On Friday last week, a three-judge panel of the U.S. Circuit Court of Appeals for the District of Columbia unanimously agreed to overturn a ruling from November 2021 taken by a federal judge, which struck the gaming compact between the Seminoles and the Sunshine State. This is a big win for the tribe because it will allow the Seminoles to relaunch its online sports betting operations through its Hard Rock Sportsbook app.
In November 2021, Governor Ron DeSantis and the Seminole tribe signed a 30-year gaming compact, approved by the House and the Senate. Under the gaming compact, the Seminoles were given exclusive rights to conduct online sports betting. To avoid amending the constitution, the gaming compact allowed the tribe to use the so-called “hub-and-spoke” system, according to which sports wagers could be placed from anywhere in the state on condition the bet is processed on servers located in Seminole land.
The gaming compact prompted two Florida operators to file a lawsuit against the deal, claiming it violated federal laws. Only three weeks later, U.S. District Judge Dabney Friedrich struck the deal, explaining that it was improperly approved. She said that the agreement, indeed, violated federal laws because it would allow the tribe to offer gambling services outside its land. Friedrich added that this would have a negative effect on pari-mutuel operations.
The U.S. District Judge also overturned other parts of the compact and found that U.S. Interior Secretary Deb Haaland made a mistake by approving the deal, which became effective in the summer of 2021. The authority responsible for supervising tribal gambling is the Department of the Interior.
Why the Court Reversed the November 2021 Decision?
But on Friday last week, the U.S. Circuit Court of Appeals for the District of Columbia sided with the department and overturned Friedrich’s decision.
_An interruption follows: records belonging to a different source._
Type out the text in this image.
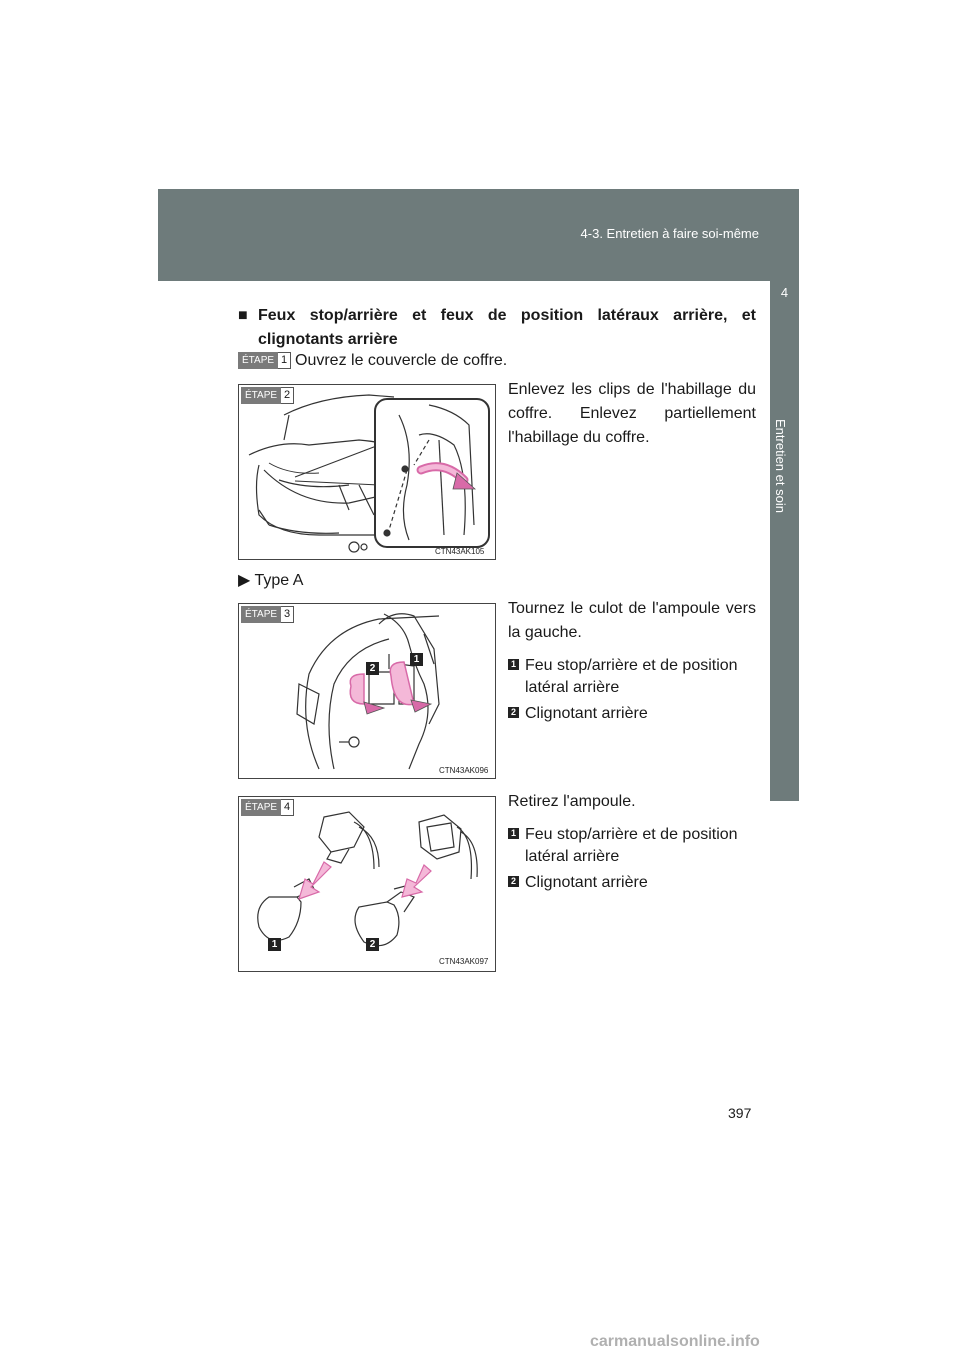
4-3. Entretien à faire soi-même
4
Entretien et soin
■ Feux stop/arrière et feux de position latéraux arrière, et clignotants arrière
ÉTAPE 1 Ouvrez le couvercle de coffre.
ÉTAPE 2
CTN43AK105
Enlevez les clips de l'habillage du coffre. Enlevez partiellement l'habillage du coffre.
▶ Type A
ÉTAPE 3
2
1
CTN43AK096
Tournez le culot de l'ampoule vers la gauche.
1 Feu stop/arrière et de position latéral arrière
2 Clignotant arrière
ÉTAPE 4
1	2
CTN43AK097
Retirez l'ampoule.
1 Feu stop/arrière et de position latéral arrière
2 Clignotant arrière
397
carmanualsonline.info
In a 24-page opinion written by Judge Robert Wilkins and supported by Judges Karen Henderson and J. Michelle Childs, it was explained that Friedrich mistakenly threw out the sports betting compact, also known as IGRA.
Wilkins wrote that a gambling compact can allow a tribe to offer gambling services on its land. But a gaming compact is an agreement between the tribe and the state, and thus, it does not prohibit the two parties from negotiating other issues, such as activities outside reservation boundaries.
Wilkins, however, noted that state courts must decide whether or not Florida’s residents can place a bet outside Indian lands and if the Seminoles’ gaming compact with the state violates a Florida constitutional amendment from 2018, also known as Amendment 3. Under this amendment, proposed gambling expansions in Florida must be approved by voters. The appellate panel also noted that the ruling upholds Haaland’s decision to allow the gaming compact to become effective and that the deal is not against federal laws.
When the Seminoles are Expected to Relaunch Sports Betting Operations?
A spokesperson for Gov. Ron DeSantis said that the state would continue working with the tribe in order to ensure the success of the agreement, which would generate nearly $20 billion in revenues. In a statement issued on Friday, the Seminoles said that they were satisfied with the court’s decision, which would benefit not only the tribe but also the state and its residents. However, it did not become clear whether the tribe would relaunch its sports betting app immediately and if the pari-mutuel businesses would bring the case to the full appellate court or the U.S. Supreme Court.
Under the gaming compact signed in 2021, the Seminole Tribe would have exclusive rights over the sports betting market in the state. Besides, it would allow the tribe to establish three casinos on Indian land in Broward County and offer craps and roulette at its gambling venues. In return, the tribe would pay the state at least $2.5 billion over the first five years of the compact and billions of dollars throughout the rest of the 30-year period.
Hamish Hume, an attorney representing the pari-mutuels, said that the court rightfully ruled that the gaming compact did not allow the tribe to offer gambling outside Indian land but still ruled in favor of the tribe. In an email, Hume said that the pari-mutuel businesses in the state would examine their options and determine what further steps they could take.
The ruling was heavily criticized by some attorneys, who explained that IGRA violated the 2018 amendment. Daniel Wallach, an attorney who specializes in gambling law, called the ruling “an outlier” and said that it would catch the attention of the U.S. Supreme Court.